Em maio, Joyce criou um grupo no Facebook chamado "Leucovorina para Autismo" para compartilhar suas pesquisas sobre a leucovorina e responder perguntas caso outros pais quisessem que seus filhos experimentassem o medicamento.

Desde o anúncio da Casa Branca, o grupo ganhou mais de 10 mil membros.

Ele observou uma tendência preocupante: pessoas correndo para comprar suplementos de ácido folínico sem receita, que são diferentes da versão prescrita e contêm apenas microgramas do ingrediente ativo.

Nos ensaios clínicos, as crianças receberam doses de leucovorina com base em seu peso, podendo tomar até 50 miligramas por dia.

"Alguns dos suplementos têm apenas 800 microgramas (0,8 miligramas) de ácido folínico, levando à necessidade de tomar muitas unidades para atingir uma dose terapêutica", disse Joyce.

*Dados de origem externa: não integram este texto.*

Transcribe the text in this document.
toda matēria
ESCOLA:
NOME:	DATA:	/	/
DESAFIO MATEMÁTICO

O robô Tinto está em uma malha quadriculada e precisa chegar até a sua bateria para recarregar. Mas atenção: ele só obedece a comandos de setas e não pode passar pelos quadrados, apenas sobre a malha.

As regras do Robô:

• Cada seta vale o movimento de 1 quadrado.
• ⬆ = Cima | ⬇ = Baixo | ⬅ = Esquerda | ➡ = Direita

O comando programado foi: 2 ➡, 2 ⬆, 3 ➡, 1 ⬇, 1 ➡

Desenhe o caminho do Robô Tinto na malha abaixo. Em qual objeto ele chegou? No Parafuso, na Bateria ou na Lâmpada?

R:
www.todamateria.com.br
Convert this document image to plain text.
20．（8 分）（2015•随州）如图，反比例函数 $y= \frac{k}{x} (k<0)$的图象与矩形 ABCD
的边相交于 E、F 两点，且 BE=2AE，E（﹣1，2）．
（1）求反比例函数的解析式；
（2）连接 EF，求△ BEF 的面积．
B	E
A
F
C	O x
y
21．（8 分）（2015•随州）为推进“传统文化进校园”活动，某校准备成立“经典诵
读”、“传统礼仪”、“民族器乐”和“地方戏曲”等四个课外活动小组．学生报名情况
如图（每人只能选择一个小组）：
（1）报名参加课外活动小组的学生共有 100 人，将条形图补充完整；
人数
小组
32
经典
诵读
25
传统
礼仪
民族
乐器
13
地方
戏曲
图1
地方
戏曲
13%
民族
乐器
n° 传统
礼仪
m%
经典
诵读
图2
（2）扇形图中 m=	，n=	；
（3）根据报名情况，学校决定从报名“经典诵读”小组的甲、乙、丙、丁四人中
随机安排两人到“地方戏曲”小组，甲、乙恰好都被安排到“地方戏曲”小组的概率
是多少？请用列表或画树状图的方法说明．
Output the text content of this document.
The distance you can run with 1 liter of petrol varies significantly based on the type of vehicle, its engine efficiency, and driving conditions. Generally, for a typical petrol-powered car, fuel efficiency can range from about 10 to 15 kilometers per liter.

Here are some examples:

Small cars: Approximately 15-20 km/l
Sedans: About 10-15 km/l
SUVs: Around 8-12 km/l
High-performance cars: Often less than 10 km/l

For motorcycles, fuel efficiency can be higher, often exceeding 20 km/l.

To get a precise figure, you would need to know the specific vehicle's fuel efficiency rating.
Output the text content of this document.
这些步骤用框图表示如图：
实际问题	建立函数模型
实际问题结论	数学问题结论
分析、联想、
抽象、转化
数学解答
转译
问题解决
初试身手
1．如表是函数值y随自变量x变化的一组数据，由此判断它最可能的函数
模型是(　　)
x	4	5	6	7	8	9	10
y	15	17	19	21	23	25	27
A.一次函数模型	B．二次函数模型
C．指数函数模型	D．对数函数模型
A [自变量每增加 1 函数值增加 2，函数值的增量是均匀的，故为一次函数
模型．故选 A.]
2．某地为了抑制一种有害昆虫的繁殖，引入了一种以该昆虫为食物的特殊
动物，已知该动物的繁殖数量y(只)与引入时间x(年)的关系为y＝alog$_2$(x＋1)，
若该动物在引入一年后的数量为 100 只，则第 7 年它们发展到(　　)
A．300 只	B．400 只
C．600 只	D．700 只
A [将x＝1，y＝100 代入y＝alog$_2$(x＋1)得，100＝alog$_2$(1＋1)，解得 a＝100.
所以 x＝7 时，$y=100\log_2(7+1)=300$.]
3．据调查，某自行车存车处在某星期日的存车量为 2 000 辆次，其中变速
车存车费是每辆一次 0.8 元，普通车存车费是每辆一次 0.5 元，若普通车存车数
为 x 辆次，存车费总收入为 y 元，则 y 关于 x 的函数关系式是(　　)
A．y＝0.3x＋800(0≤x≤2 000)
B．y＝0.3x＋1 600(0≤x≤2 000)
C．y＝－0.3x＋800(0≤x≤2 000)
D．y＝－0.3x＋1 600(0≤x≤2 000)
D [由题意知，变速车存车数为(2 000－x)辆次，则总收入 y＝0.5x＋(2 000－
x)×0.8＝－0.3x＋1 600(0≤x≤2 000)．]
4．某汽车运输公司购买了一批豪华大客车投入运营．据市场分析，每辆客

Os suplementos também podem conter aditivos ou ingredientes extras que as crianças acabam recebendo em grandes doses, o que pode causar problemas, acrescentou.

O grupo tem uma regra, disse Joyce: não se fala sobre as causas do autismo. Ele contou que passou parte da terça-feira apagando publicações e comentários maldosos sobre o analgésico Tylenol.

"Estou tentando ignorar a fonte e agradecer pela atenção", disse ele.

Ele também está esperançoso por José, que apresentou melhorias na comunicação e no aprendizado desde que começou a tomar o medicamento.

Antes, quando Joyce levava José a um jogo de futebol do Minnesota Loons, a criança ficava hiperfocada no campo, raramente olhando para a multidão ao seu redor.

Mas neste verão, Jose começou a prestar atenção nos cânticos dos torcedores durante o jogo e observava quando as pessoas acenavam com seus cachecóis.

"Eu simplesmente pensei: 'Uau, ele percebeu que o mundo está aqui'", disse Joyce.